Monsieur le sénateur, je vous donne donc rendez-vous à ce prochain stade de la procédure et souhaite que le débat public en cours permette, d’ici là, de préciser à la fois l’expression des besoins et les meilleures modalités de réalisation. Je vous confirme en tout cas le fort intérêt que porte le Gouvernement au dossier de l’A31 bis et aux solutions qui devront être mises en œuvre pour accompagner le développement économique du sillon lorrain et celui de ses échanges avec les pays voisins.
Sur la question de l’écotaxe régionalisée, nous sommes pour l’heure dans une phase de concertation entre l’État et les régions. Des questions juridiques se posent, notamment en termes de compatibilité avec le droit européen. Quoi qu’il en soit, la porte n’est pas fermée et le débat se poursuit.
M. le président. La parole est à M. Daniel Reiner.
M. Daniel Reiner. Monsieur le secrétaire d’État, je vous remercie d’avoir indiqué que le Gouvernement est très attaché à la réalisation rapide de ce projet. C’est déjà un motif de satisfaction.
Le projet d’autoroute A32 envisagé en 1999 a été abandonné parce qu’il s’agissait de construire une seconde autoroute, parallèle à la première, dans la même vallée, ce qui n’avait guère de sens.
S’il est plus sommaire et plus « rustique », ce projet d’aménagement de l’autoroute A31 reste fort coûteux : entre 1 milliard et 1,5 milliard d’euros. C’est la raison pour laquelle il serait bon d’engager une réflexion sur la mise en œuvre d’une écotaxe en Lorraine, comme cela avait été envisagé pour l’Alsace lors du Grenelle 1.
décrets d'application de la taxe pour la gestion des milieux aquatiques et la prévention des inondations
M. le président. La parole est à M. Pierre-Yves Collombat, auteur de la question n° 1084, transmise à Mme la ministre de l'écologie, du développement durable et de l'énergie.
M. Pierre-Yves Collombat. À l’occasion de l’examen du projet de loi « MAPTAM » de modernisation de l’action publique territoriale et d’affirmation des métropoles, achevé au mois de janvier 2014, ont été votées des dispositions importantes en matière de prévention des inondations, notamment la création d’une taxe, assise sur le foncier, permettant de financer cette politique.
Pour mémoire, je rappelle que, depuis cette date, ce ne sont pas les inondations qui ont manqué en France. Il n’est qu’à songer à celles qui se sont produites dans le Var et le sud de la France, aux mois de février et de novembre 2014, ou, en 2015, en Savoie et dans le Loir-et-Cher, notamment.

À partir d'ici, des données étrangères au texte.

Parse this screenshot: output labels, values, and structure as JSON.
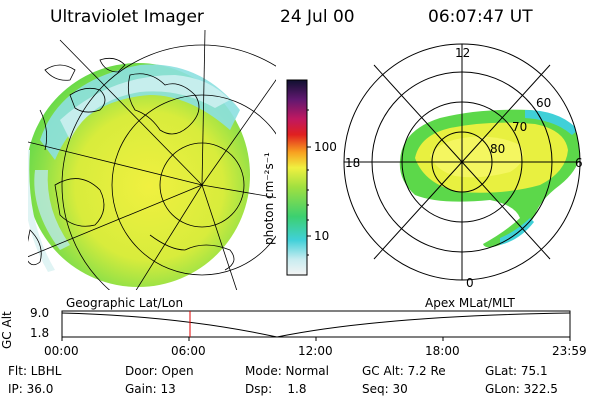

L’évidente urgence de la mise en place effective – c’est-à-dire financée – d’une politique active de prévention de l’inondation n’étant plus à démontrer, on peut s’étonner que les décrets d’application prévus par la loi MAPTAM, en particulier ceux qui sont nécessaires à l’instauration de la taxe pour la gestion des milieux aquatiques et la prévention des inondations prévue à l’article 56, soient toujours en gestation. Ce retard serait dû à une mésentente entre le ministère de l’intérieur et celui des finances : si cela était vrai, ce serait plus que fâcheux.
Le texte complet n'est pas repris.